The ‘Infit’ column is also worth a close look. Where a candidate scores below 1 on this, it means that there is a high degree of agreement between judges on the quality of their work. Where it exceeds 1, the judges are more divided. What surprised me is how much we disagreed over our best candidate: their scaled score was 75.7 (one standard deviation above the mean), but their infit was 1.59. This prompted some productive discussions of what we were calling a ‘good’ essay.
Arriving at the marks
The process of marking was quite straightforward. I took the top essay and applied the mark scheme to it, arriving at a mark /25. Then I divided up the scaled scores into groups, deciding that where there were a cluster of essays with similar scaled scores (+/-5 was my rule of thumb), they would receive the same mark. I then decided on a mark for the bottom essay and worked down essays from top to bottom, assigning marks without again looking at the mark scheme, but using the comparative judging data as my guide. To test the efficacy of this, I gave the essays to colleagues and asked them, ‘does this feel like an X to you?’. While this falls foul of the anchoring effect, we did, as a team, agree that the marks were right.
Was it worth it?
In short, yes, because it brought us together as a team with everyone having spent a good chunk of time scrutinising a whole cohort’s set of exam essays. We could have a really meaningful discussion about teaching implications, and we knew that the data we were providing to tutors and heads of year was meaningful and it was right. The department meeting following the exercise was a really fruitful, challenging and illuminating session.
We also learned some interesting facts about ourselves and our marking. As HoD I got a breakdown of the reliability of my team’s judgements, (using an ‘infit’ score as described above), which will provide an interesting talking point when thinking about professional development (though I would never judge a teacher’s performance on this exercise alone: a busy week, an ill child, a winter cold could all throw someone’s performance off badly).

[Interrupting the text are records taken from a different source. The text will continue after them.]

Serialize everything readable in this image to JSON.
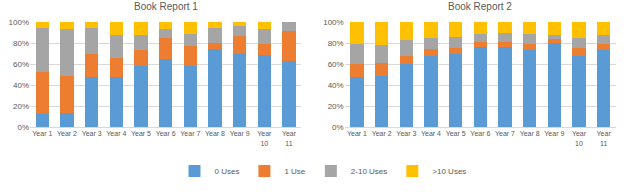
{
  "chart_data": [
    {
      "type": "bar",
      "title": "Book Report 1",
      "stacked": true,
      "grid": true,
      "legend": "bottom",
      "categories": [
        "Year 1",
        "Year 2",
        "Year 3",
        "Year 4",
        "Year 5",
        "Year 6",
        "Year 7",
        "Year 8",
        "Year 9",
        "Year 10",
        "Year 11"
      ],
      "series": [
        {
          "name": "0 Uses",
          "color": "#5b9bd5",
          "values": [
            12,
            13,
            48,
            48,
            58,
            65,
            58,
            74,
            70,
            69,
            63
          ]
        },
        {
          "name": "1 Use",
          "color": "#ed7d31",
          "values": [
            40,
            36,
            22,
            18,
            15,
            20,
            19,
            6,
            17,
            10,
            28
          ]
        },
        {
          "name": "2-10 Uses",
          "color": "#a5a5a5",
          "values": [
            42,
            44,
            24,
            22,
            15,
            8,
            12,
            14,
            9,
            14,
            9
          ]
        },
        {
          "name": ">10 Uses",
          "color": "#ffc000",
          "values": [
            6,
            7,
            6,
            12,
            12,
            7,
            11,
            6,
            4,
            7,
            0
          ]
        }
      ],
      "ylim": [
        0,
        100
      ],
      "yticks": [
        {
          "value": 0,
          "label": "0%"
        },
        {
          "value": 20,
          "label": "20%"
        },
        {
          "value": 40,
          "label": "40%"
        },
        {
          "value": 60,
          "label": "60%"
        },
        {
          "value": 80,
          "label": "80%"
        },
        {
          "value": 100,
          "label": "100%"
        }
      ]
    },
    {
      "type": "bar",
      "title": "Book Report 2",
      "stacked": true,
      "grid": true,
      "legend": "bottom",
      "categories": [
        "Year 1",
        "Year 2",
        "Year 3",
        "Year 4",
        "Year 5",
        "Year 6",
        "Year 7",
        "Year 8",
        "Year 9",
        "Year 10",
        "Year 11"
      ],
      "series": [
        {
          "name": "0 Uses",
          "color": "#5b9bd5",
          "values": [
            48,
            49,
            60,
            68,
            70,
            76,
            76,
            73,
            80,
            68,
            73
          ]
        },
        {
          "name": "1 Use",
          "color": "#ed7d31",
          "values": [
            12,
            12,
            8,
            6,
            5,
            5,
            5,
            6,
            4,
            7,
            6
          ]
        },
        {
          "name": "2-10 Uses",
          "color": "#a5a5a5",
          "values": [
            19,
            17,
            15,
            11,
            11,
            8,
            9,
            10,
            4,
            10,
            9
          ]
        },
        {
          "name": ">10 Uses",
          "color": "#ffc000",
          "values": [
            21,
            22,
            17,
            15,
            14,
            11,
            10,
            11,
            12,
            15,
            12
          ]
        }
      ],
      "ylim": [
        0,
        100
      ],
      "yticks": [
        {
          "value": 0,
          "label": "0%"
        },
        {
          "value": 20,
          "label": "20%"
        },
        {
          "value": 40,
          "label": "40%"
        },
        {
          "value": 60,
          "label": "60%"
        },
        {
          "value": 80,
          "label": "80%"
        },
        {
          "value": 100,
          "label": "100%"
        }
      ]
    }
  ]
}
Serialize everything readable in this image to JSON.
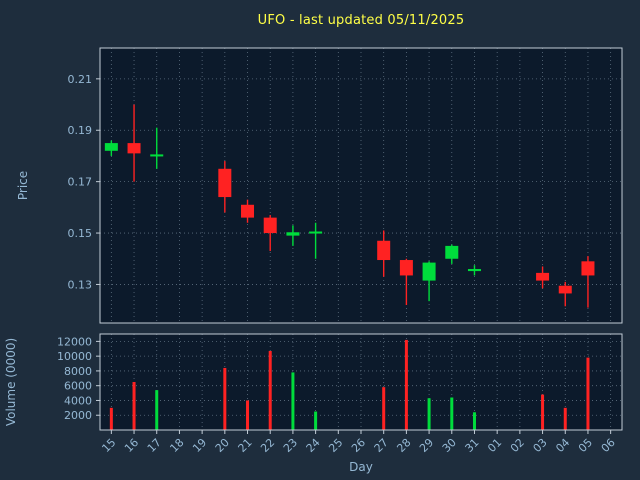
{
  "title": "UFO - last updated 05/11/2025",
  "colors": {
    "figure_bg": "#1e2d3d",
    "axes_bg": "#0c1a2b",
    "title": "#ffff47",
    "axis_label": "#95b8d4",
    "tick_label": "#95b8d4",
    "spine": "#c3cdd7",
    "grid": "#5d6f80",
    "up": "#00dd3c",
    "down": "#ff2222"
  },
  "chart_data": {
    "type": "candlestick+volume",
    "title": "UFO - last updated 05/11/2025",
    "xlabel": "Day",
    "ylabel_price": "Price",
    "ylabel_volume": "Volume (0000)",
    "legend": "none",
    "grid": "dotted",
    "x_ticks": [
      "15",
      "16",
      "17",
      "18",
      "19",
      "20",
      "21",
      "22",
      "23",
      "24",
      "25",
      "26",
      "27",
      "28",
      "29",
      "30",
      "31",
      "01",
      "02",
      "03",
      "04",
      "05",
      "06"
    ],
    "price_ticks": [
      0.13,
      0.15,
      0.17,
      0.19,
      0.21
    ],
    "price_ylim": [
      0.115,
      0.222
    ],
    "volume_ticks": [
      2000,
      4000,
      6000,
      8000,
      10000,
      12000
    ],
    "volume_ylim": [
      0,
      13000
    ],
    "candles": [
      {
        "day": "15",
        "open": 0.182,
        "high": 0.186,
        "low": 0.18,
        "close": 0.185,
        "volume": 3000,
        "dir": "up",
        "vol_dir": "down"
      },
      {
        "day": "16",
        "open": 0.185,
        "high": 0.2,
        "low": 0.17,
        "close": 0.181,
        "volume": 6500,
        "dir": "down",
        "vol_dir": "down"
      },
      {
        "day": "17",
        "open": 0.1798,
        "high": 0.191,
        "low": 0.175,
        "close": 0.1806,
        "volume": 5400,
        "dir": "up",
        "vol_dir": "up"
      },
      {
        "day": "20",
        "open": 0.175,
        "high": 0.178,
        "low": 0.158,
        "close": 0.164,
        "volume": 8400,
        "dir": "down",
        "vol_dir": "down"
      },
      {
        "day": "21",
        "open": 0.161,
        "high": 0.163,
        "low": 0.154,
        "close": 0.156,
        "volume": 4000,
        "dir": "down",
        "vol_dir": "down"
      },
      {
        "day": "22",
        "open": 0.156,
        "high": 0.157,
        "low": 0.143,
        "close": 0.15,
        "volume": 10700,
        "dir": "down",
        "vol_dir": "down"
      },
      {
        "day": "23",
        "open": 0.149,
        "high": 0.153,
        "low": 0.145,
        "close": 0.1503,
        "volume": 7800,
        "dir": "up",
        "vol_dir": "up"
      },
      {
        "day": "24",
        "open": 0.1498,
        "high": 0.154,
        "low": 0.14,
        "close": 0.1506,
        "volume": 2500,
        "dir": "up",
        "vol_dir": "up"
      },
      {
        "day": "27",
        "open": 0.147,
        "high": 0.151,
        "low": 0.133,
        "close": 0.1395,
        "volume": 5800,
        "dir": "down",
        "vol_dir": "down"
      },
      {
        "day": "28",
        "open": 0.1395,
        "high": 0.14,
        "low": 0.122,
        "close": 0.1335,
        "volume": 12200,
        "dir": "down",
        "vol_dir": "down"
      },
      {
        "day": "29",
        "open": 0.1315,
        "high": 0.139,
        "low": 0.1235,
        "close": 0.1385,
        "volume": 4300,
        "dir": "up",
        "vol_dir": "up"
      },
      {
        "day": "30",
        "open": 0.14,
        "high": 0.1455,
        "low": 0.138,
        "close": 0.145,
        "volume": 4400,
        "dir": "up",
        "vol_dir": "up"
      },
      {
        "day": "31",
        "open": 0.1352,
        "high": 0.1375,
        "low": 0.1335,
        "close": 0.136,
        "volume": 2400,
        "dir": "up",
        "vol_dir": "up"
      },
      {
        "day": "03",
        "open": 0.1345,
        "high": 0.137,
        "low": 0.1285,
        "close": 0.1315,
        "volume": 4800,
        "dir": "down",
        "vol_dir": "down"
      },
      {
        "day": "04",
        "open": 0.1295,
        "high": 0.131,
        "low": 0.1215,
        "close": 0.1265,
        "volume": 3000,
        "dir": "down",
        "vol_dir": "down"
      },
      {
        "day": "05",
        "open": 0.139,
        "high": 0.141,
        "low": 0.121,
        "close": 0.1335,
        "volume": 9800,
        "dir": "down",
        "vol_dir": "down"
      }
    ]
  }
}
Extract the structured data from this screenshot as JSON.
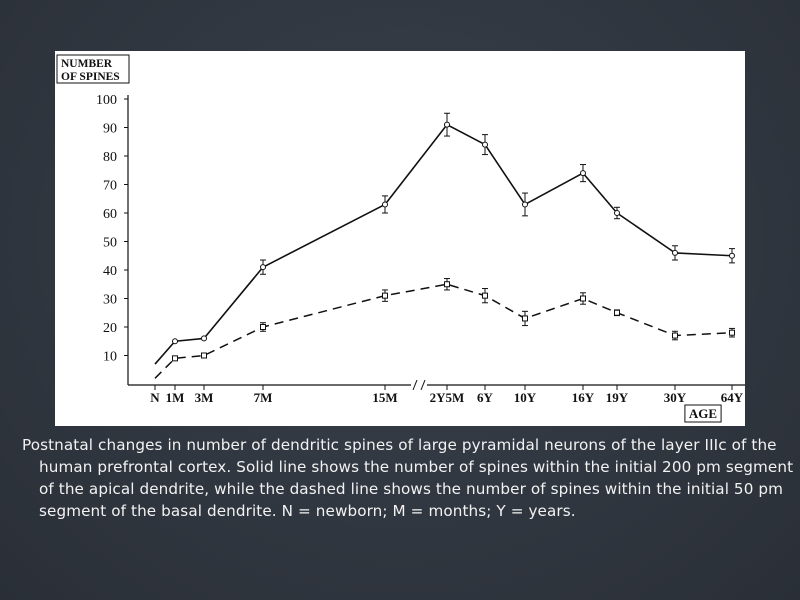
{
  "caption": "Postnatal changes in number of dendritic spines of large pyramidal neurons of the layer IIIc of the human prefrontal cortex. Solid line shows the number of spines within the initial 200 pm segment of the apical dendrite, while the dashed line shows the number of spines within the initial 50 pm segment of the basal dendrite. N = newborn; M = months; Y = years.",
  "colors": {
    "background": "#2f3540",
    "figure_background": "#ffffff",
    "ink": "#111111",
    "caption_text": "#f2f2f2"
  },
  "chart_data": {
    "type": "line",
    "title": "",
    "ylabel": "NUMBER OF SPINES",
    "xlabel": "AGE",
    "ylim": [
      0,
      100
    ],
    "yticks": [
      10,
      20,
      30,
      40,
      50,
      60,
      70,
      80,
      90,
      100
    ],
    "grid": false,
    "legend": "none",
    "categories": [
      "N",
      "1M",
      "3M",
      "7M",
      "15M",
      "2Y5M",
      "6Y",
      "10Y",
      "16Y",
      "19Y",
      "30Y",
      "64Y"
    ],
    "series": [
      {
        "style": "solid",
        "values": [
          7,
          15,
          16,
          41,
          63,
          91,
          84,
          63,
          74,
          60,
          46,
          45
        ],
        "errors": [
          0,
          0,
          0,
          2.5,
          3,
          4,
          3.5,
          4,
          3,
          2,
          2.5,
          2.5
        ]
      },
      {
        "style": "dashed",
        "values": [
          2,
          9,
          10,
          20,
          31,
          35,
          31,
          23,
          30,
          25,
          17,
          18
        ],
        "errors": [
          0,
          0,
          0,
          1.5,
          2,
          2,
          2.5,
          2.5,
          2,
          1,
          1.5,
          1.5
        ]
      }
    ]
  }
}
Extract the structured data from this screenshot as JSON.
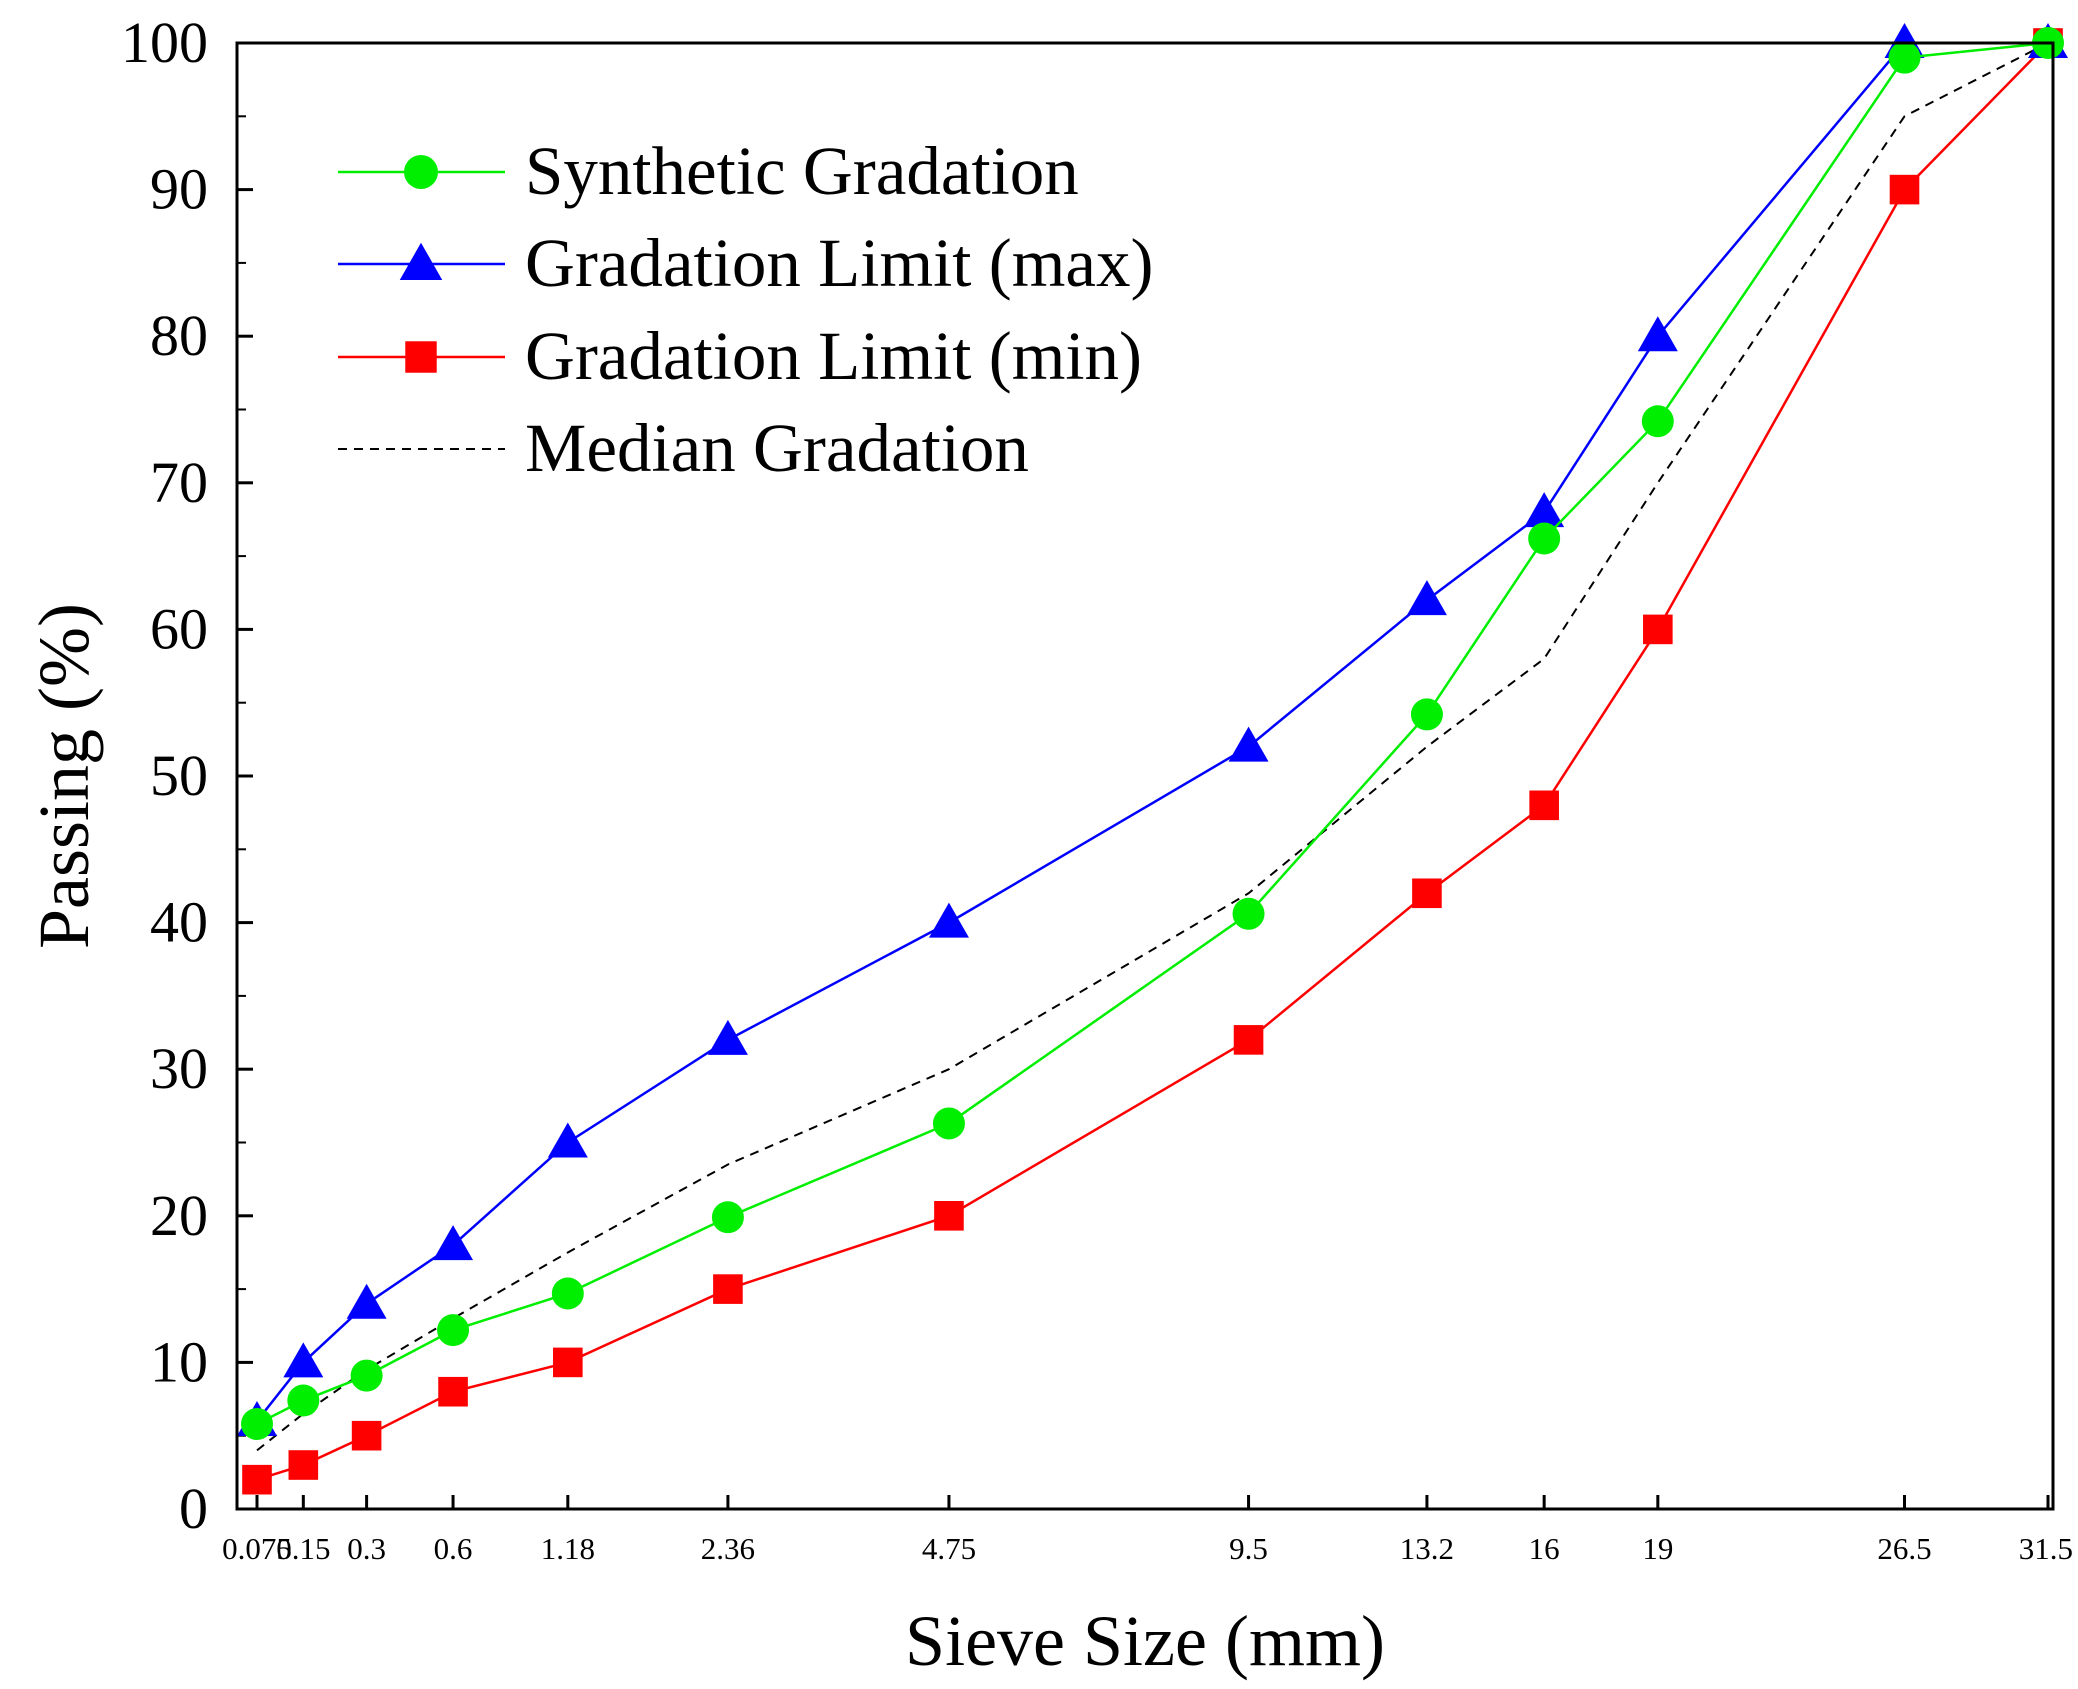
{
  "chart_data": {
    "type": "line",
    "xscale": "gradation power 0.45 (sieve sizes)",
    "categories": [
      "0.075",
      "0.15",
      "0.3",
      "0.6",
      "1.18",
      "2.36",
      "4.75",
      "9.5",
      "13.2",
      "16",
      "19",
      "26.5",
      "31.5"
    ],
    "x": [
      0.075,
      0.15,
      0.3,
      0.6,
      1.18,
      2.36,
      4.75,
      9.5,
      13.2,
      16,
      19,
      26.5,
      31.5
    ],
    "xlabel": "Sieve Size (mm)",
    "ylabel": "Passing (%)",
    "ylim": [
      0,
      100
    ],
    "yticks": [
      "0",
      "10",
      "20",
      "30",
      "40",
      "50",
      "60",
      "70",
      "80",
      "90",
      "100"
    ],
    "legend_position": "top-left",
    "series": [
      {
        "name": "Synthetic Gradation",
        "color": "#00ee00",
        "marker": "circle",
        "dash": "solid",
        "values": [
          5.8,
          7.4,
          9.1,
          12.2,
          14.7,
          19.9,
          26.3,
          40.6,
          54.2,
          66.2,
          74.2,
          99.0,
          100
        ]
      },
      {
        "name": "Gradation Limit (max)",
        "color": "#0000ff",
        "marker": "triangle",
        "dash": "solid",
        "values": [
          6,
          10,
          14,
          18,
          25,
          32,
          40,
          52,
          62,
          68,
          80,
          100,
          100
        ]
      },
      {
        "name": "Gradation Limit (min)",
        "color": "#ff0000",
        "marker": "square",
        "dash": "solid",
        "values": [
          2,
          3,
          5,
          8,
          10,
          15,
          20,
          32,
          42,
          48,
          60,
          90,
          100
        ]
      },
      {
        "name": "Median Gradation",
        "color": "#000000",
        "marker": "none",
        "dash": "dashed",
        "values": [
          4,
          6.5,
          9.5,
          13,
          17.5,
          23.5,
          30,
          42,
          52,
          58,
          70,
          95,
          100
        ]
      }
    ]
  }
}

For our students? I’m less sure. I think it was interesting for some to get feedback from many different markers, and many were able to spot patterns of comments which the markers had made about their work. However, for those over whose work judges were less able to agree (resulting in a high infit score), the contradictions between the comments were confusing, not enlightening. Careful feedback from class teachers and opportunity for students to reflect meaningfully was essential for them to get the most out of it.
Will we do it again?
Yes, but I’m not sure when. We might use it for a sampling exercise for large-scale exams (such as fifth form mocks), and I could see it being an interesting way of getting classes to carry out peer-assessment: I could set them up as judges and assign them a number of judgements to make for homework. If the work were typed, then it would reduce the chance that they would let personal loyalty or animosity guide their views. However, the amount of time taken to generate data means that we will have to continue to find the elegant compromises which make the work of a teacher so endlessly rewarding.